La nueva masacre es investigada por la Fiscalía y el acceso a la cárcel permanece rodeado de militares, ambulancias y camiones de bomberos.
El Servicio Nacional de Atención a Personas (SNAI) informó que los enfrentamientos iniciaron tras el traslado de Jonathan Bermúdez, cabecilla de la banda de “Los Lobos”, quien es sindicado como el sujeto que dirigió, a inicios de noviembre, una matanza en la cárcel de “El Inca” en la que murieron cinco reos.

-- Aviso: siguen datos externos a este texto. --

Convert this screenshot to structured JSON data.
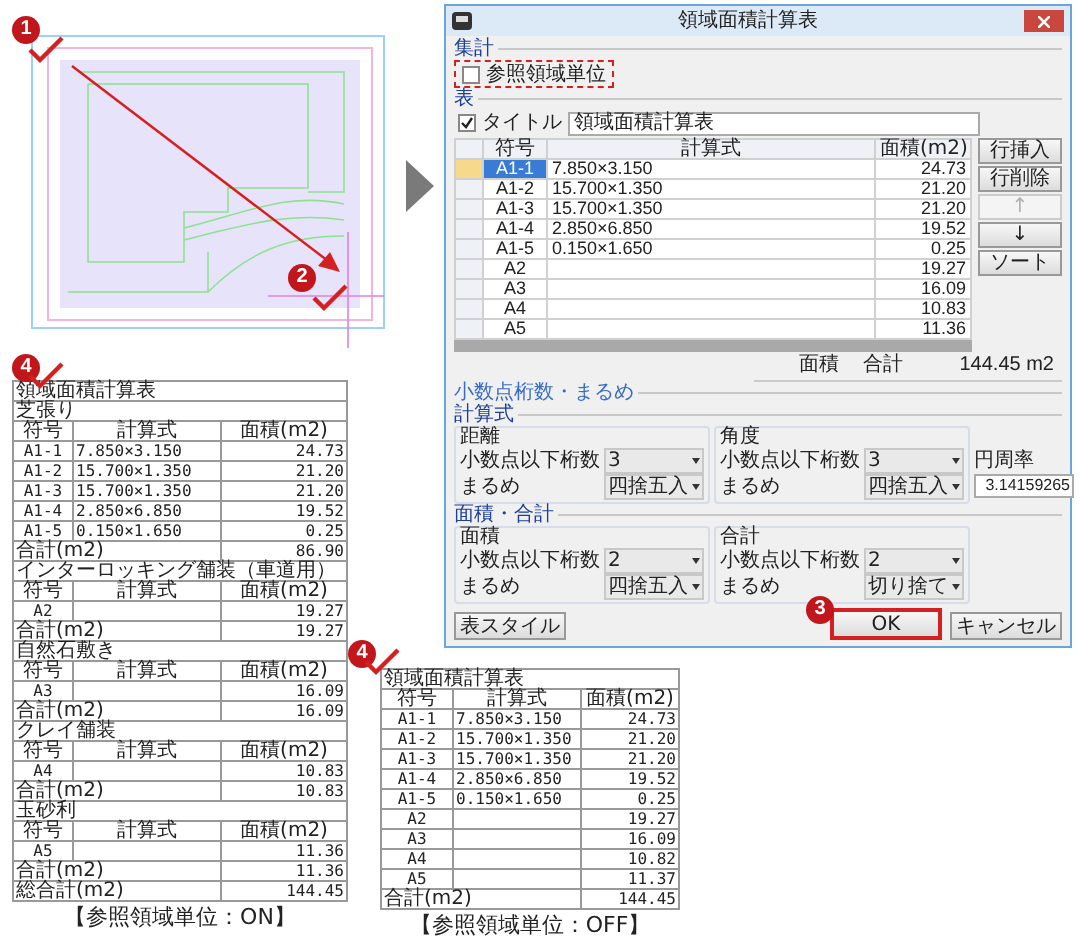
{
  "drawing": {
    "markers": [
      "1",
      "2"
    ]
  },
  "dialog": {
    "title": "領域面積計算表",
    "aggregate": {
      "label": "集計",
      "checkbox": {
        "label": "参照領域単位",
        "checked": false,
        "highlighted": true
      }
    },
    "table_section": {
      "label": "表",
      "title_checkbox": {
        "label": "タイトル",
        "checked": true
      },
      "title_value": "領域面積計算表",
      "columns": [
        "符号",
        "計算式",
        "面積(m2)"
      ],
      "rows": [
        {
          "cells": [
            "A1-1",
            "7.850×3.150",
            "24.73"
          ],
          "selected": true
        },
        {
          "cells": [
            "A1-2",
            "15.700×1.350",
            "21.20"
          ],
          "selected": false
        },
        {
          "cells": [
            "A1-3",
            "15.700×1.350",
            "21.20"
          ],
          "selected": false
        },
        {
          "cells": [
            "A1-4",
            "2.850×6.850",
            "19.52"
          ],
          "selected": false
        },
        {
          "cells": [
            "A1-5",
            "0.150×1.650",
            "0.25"
          ],
          "selected": false
        },
        {
          "cells": [
            "A2",
            "",
            "19.27"
          ],
          "selected": false
        },
        {
          "cells": [
            "A3",
            "",
            "16.09"
          ],
          "selected": false
        },
        {
          "cells": [
            "A4",
            "",
            "10.83"
          ],
          "selected": false
        },
        {
          "cells": [
            "A5",
            "",
            "11.36"
          ],
          "selected": false
        }
      ]
    },
    "side_buttons": [
      {
        "label": "行挿入",
        "disabled": false
      },
      {
        "label": "行削除",
        "disabled": false
      },
      {
        "label": "↑",
        "disabled": true
      },
      {
        "label": "↓",
        "disabled": false
      },
      {
        "label": "ソート",
        "disabled": false
      }
    ],
    "total": {
      "label": "面積",
      "sublabel": "合計",
      "value": "144.45 m2"
    },
    "rounding": {
      "label": "小数点桁数・まるめ",
      "sections": [
        {
          "label": "計算式",
          "groups": [
            {
              "label": "距離",
              "rows": [
                {
                  "label": "小数点以下桁数",
                  "value": "3"
                },
                {
                  "label": "まるめ",
                  "value": "四捨五入"
                }
              ]
            },
            {
              "label": "角度",
              "rows": [
                {
                  "label": "小数点以下桁数",
                  "value": "3"
                },
                {
                  "label": "まるめ",
                  "value": "四捨五入"
                }
              ]
            }
          ],
          "pi": {
            "label": "円周率",
            "value": "3.14159265"
          }
        },
        {
          "label": "面積・合計",
          "groups": [
            {
              "label": "面積",
              "rows": [
                {
                  "label": "小数点以下桁数",
                  "value": "2"
                },
                {
                  "label": "まるめ",
                  "value": "四捨五入"
                }
              ]
            },
            {
              "label": "合計",
              "rows": [
                {
                  "label": "小数点以下桁数",
                  "value": "2"
                },
                {
                  "label": "まるめ",
                  "value": "切り捨て"
                }
              ]
            }
          ]
        }
      ]
    },
    "style_button": "表スタイル",
    "ok_button": {
      "label": "OK",
      "marker": "3",
      "highlighted": true
    },
    "cancel_button": "キャンセル"
  },
  "on_table": {
    "marker": "4",
    "title": "領域面積計算表",
    "groups": [
      {
        "name": "芝張り",
        "columns": [
          "符号",
          "計算式",
          "面積(m2)"
        ],
        "rows": [
          [
            "A1-1",
            "7.850×3.150",
            "24.73"
          ],
          [
            "A1-2",
            "15.700×1.350",
            "21.20"
          ],
          [
            "A1-3",
            "15.700×1.350",
            "21.20"
          ],
          [
            "A1-4",
            "2.850×6.850",
            "19.52"
          ],
          [
            "A1-5",
            "0.150×1.650",
            "0.25"
          ]
        ],
        "subtotal": {
          "label": "合計(m2)",
          "value": "86.90"
        }
      },
      {
        "name": "インターロッキング舗装（車道用）",
        "columns": [
          "符号",
          "計算式",
          "面積(m2)"
        ],
        "rows": [
          [
            "A2",
            "",
            "19.27"
          ]
        ],
        "subtotal": {
          "label": "合計(m2)",
          "value": "19.27"
        }
      },
      {
        "name": "自然石敷き",
        "columns": [
          "符号",
          "計算式",
          "面積(m2)"
        ],
        "rows": [
          [
            "A3",
            "",
            "16.09"
          ]
        ],
        "subtotal": {
          "label": "合計(m2)",
          "value": "16.09"
        }
      },
      {
        "name": "クレイ舗装",
        "columns": [
          "符号",
          "計算式",
          "面積(m2)"
        ],
        "rows": [
          [
            "A4",
            "",
            "10.83"
          ]
        ],
        "subtotal": {
          "label": "合計(m2)",
          "value": "10.83"
        }
      },
      {
        "name": "玉砂利",
        "columns": [
          "符号",
          "計算式",
          "面積(m2)"
        ],
        "rows": [
          [
            "A5",
            "",
            "11.36"
          ]
        ],
        "subtotal": {
          "label": "合計(m2)",
          "value": "11.36"
        }
      }
    ],
    "grand_total": {
      "label": "総合計(m2)",
      "value": "144.45"
    },
    "caption": "【参照領域単位：ON】"
  },
  "off_table": {
    "marker": "4",
    "title": "領域面積計算表",
    "columns": [
      "符号",
      "計算式",
      "面積(m2)"
    ],
    "rows": [
      [
        "A1-1",
        "7.850×3.150",
        "24.73"
      ],
      [
        "A1-2",
        "15.700×1.350",
        "21.20"
      ],
      [
        "A1-3",
        "15.700×1.350",
        "21.20"
      ],
      [
        "A1-4",
        "2.850×6.850",
        "19.52"
      ],
      [
        "A1-5",
        "0.150×1.650",
        "0.25"
      ],
      [
        "A2",
        "",
        "19.27"
      ],
      [
        "A3",
        "",
        "16.09"
      ],
      [
        "A4",
        "",
        "10.82"
      ],
      [
        "A5",
        "",
        "11.37"
      ]
    ],
    "total": {
      "label": "合計(m2)",
      "value": "144.45"
    },
    "caption": "【参照領域単位：OFF】"
  }
}
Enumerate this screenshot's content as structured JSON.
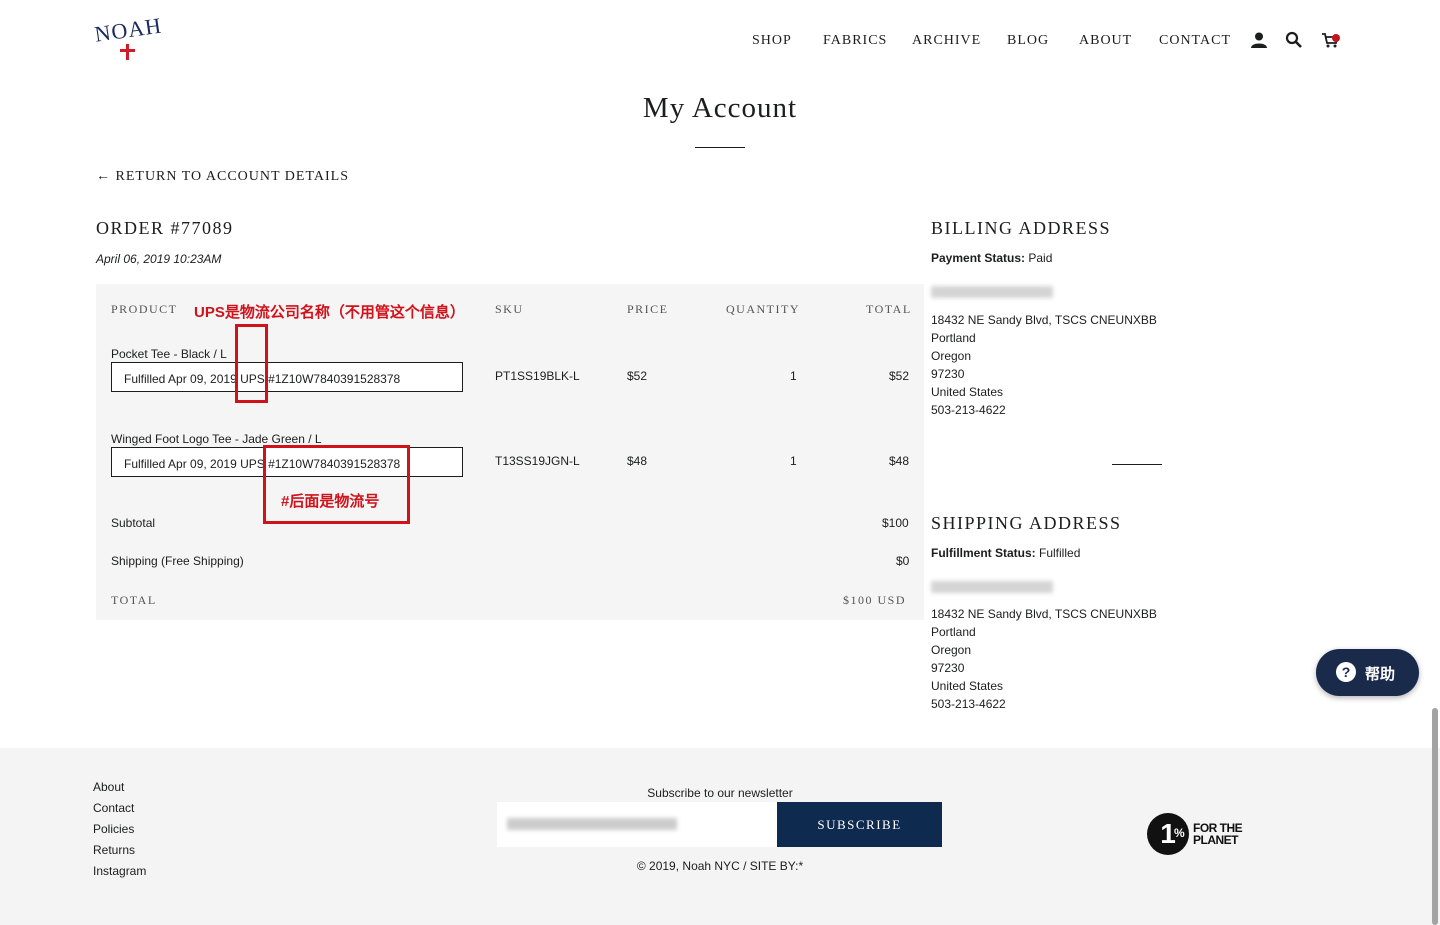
{
  "header": {
    "logo_text": "NOAH",
    "nav": [
      {
        "label": "SHOP"
      },
      {
        "label": "FABRICS"
      },
      {
        "label": "ARCHIVE"
      },
      {
        "label": "BLOG"
      },
      {
        "label": "ABOUT"
      },
      {
        "label": "CONTACT"
      }
    ],
    "icons": [
      "account-icon",
      "search-icon",
      "cart-icon"
    ],
    "cart_badge_color": "#c0151b"
  },
  "page_title": "My Account",
  "return_link": "← RETURN TO ACCOUNT DETAILS",
  "order": {
    "title": "ORDER #77089",
    "date": "April 06, 2019 10:23AM",
    "columns": {
      "product": "PRODUCT",
      "sku": "SKU",
      "price": "PRICE",
      "quantity": "QUANTITY",
      "total": "TOTAL"
    },
    "items": [
      {
        "name": "Pocket Tee - Black / L",
        "fulfillment": "Fulfilled Apr 09, 2019 UPS #1Z10W7840391528378",
        "sku": "PT1SS19BLK-L",
        "price": "$52",
        "quantity": "1",
        "total": "$52"
      },
      {
        "name": "Winged Foot Logo Tee - Jade Green / L",
        "fulfillment": "Fulfilled Apr 09, 2019 UPS #1Z10W7840391528378",
        "sku": "T13SS19JGN-L",
        "price": "$48",
        "quantity": "1",
        "total": "$48"
      }
    ],
    "subtotal_label": "Subtotal",
    "subtotal": "$100",
    "shipping_label": "Shipping (Free Shipping)",
    "shipping": "$0",
    "total_label": "TOTAL",
    "total": "$100 USD"
  },
  "annotations": {
    "ups_note": "UPS是物流公司名称（不用管这个信息）",
    "tracking_note": "#后面是物流号",
    "color": "#d0121b"
  },
  "billing": {
    "title": "BILLING ADDRESS",
    "status_label": "Payment Status:",
    "status": "Paid",
    "lines": [
      "18432 NE Sandy Blvd, TSCS CNEUNXBB",
      "Portland",
      "Oregon",
      "97230",
      "United States",
      "503-213-4622"
    ]
  },
  "shipping": {
    "title": "SHIPPING ADDRESS",
    "status_label": "Fulfillment Status:",
    "status": "Fulfilled",
    "lines": [
      "18432 NE Sandy Blvd, TSCS CNEUNXBB",
      "Portland",
      "Oregon",
      "97230",
      "United States",
      "503-213-4622"
    ]
  },
  "help_button": {
    "label": "帮助",
    "icon": "question-icon"
  },
  "footer": {
    "links": [
      "About",
      "Contact",
      "Policies",
      "Returns",
      "Instagram"
    ],
    "newsletter_label": "Subscribe to our newsletter",
    "subscribe_label": "SUBSCRIBE",
    "copyright": "© 2019, Noah NYC / SITE BY:*",
    "badge": {
      "number": "1",
      "percent": "%",
      "line1": "FOR THE",
      "line2": "PLANET"
    },
    "brand_color": "#0f2a4f"
  }
}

“Miembros de esta organización delictiva tomaron represalias violentas” por la reubicación de Bermúdez, explicó el SNAI. Agregó que otros tres presos considerados responsables “intelectuales” de los ataques de esta tarde serán trasladados a “La Roca”, una prisión de máxima seguridad en la costera Guayaquil (suroeste) a donde más temprano fue reubicado el cabecilla de Los Lobos.
ADVERTENCIA
También fue trasladado a “La Roca” un reo conocido como “Anchundia”, cabecilla de la banda “R7”, a quien las autoridades acusan de ser el responsable de disturbios en la cárcel de Santo Domingo de los Tsáchilas (centro).
“Les dijimos que no nos temblaría la mano”, afirmó el presidente Guillermo Lasso a través de Twitter. En su mensaje, el mandatario incluyó fotografías de reclusos con las manos atadas o con las manos en la nuca y tumbados boca abajo en patios y pasillos de las prisiones.
“Que las mafias y cabecillas no se confundan: este será el mismo destino a quienes continúen con sus intentos de quebrar la paz de los ecuatorianos”, advirtió el mandatario en la misma red social.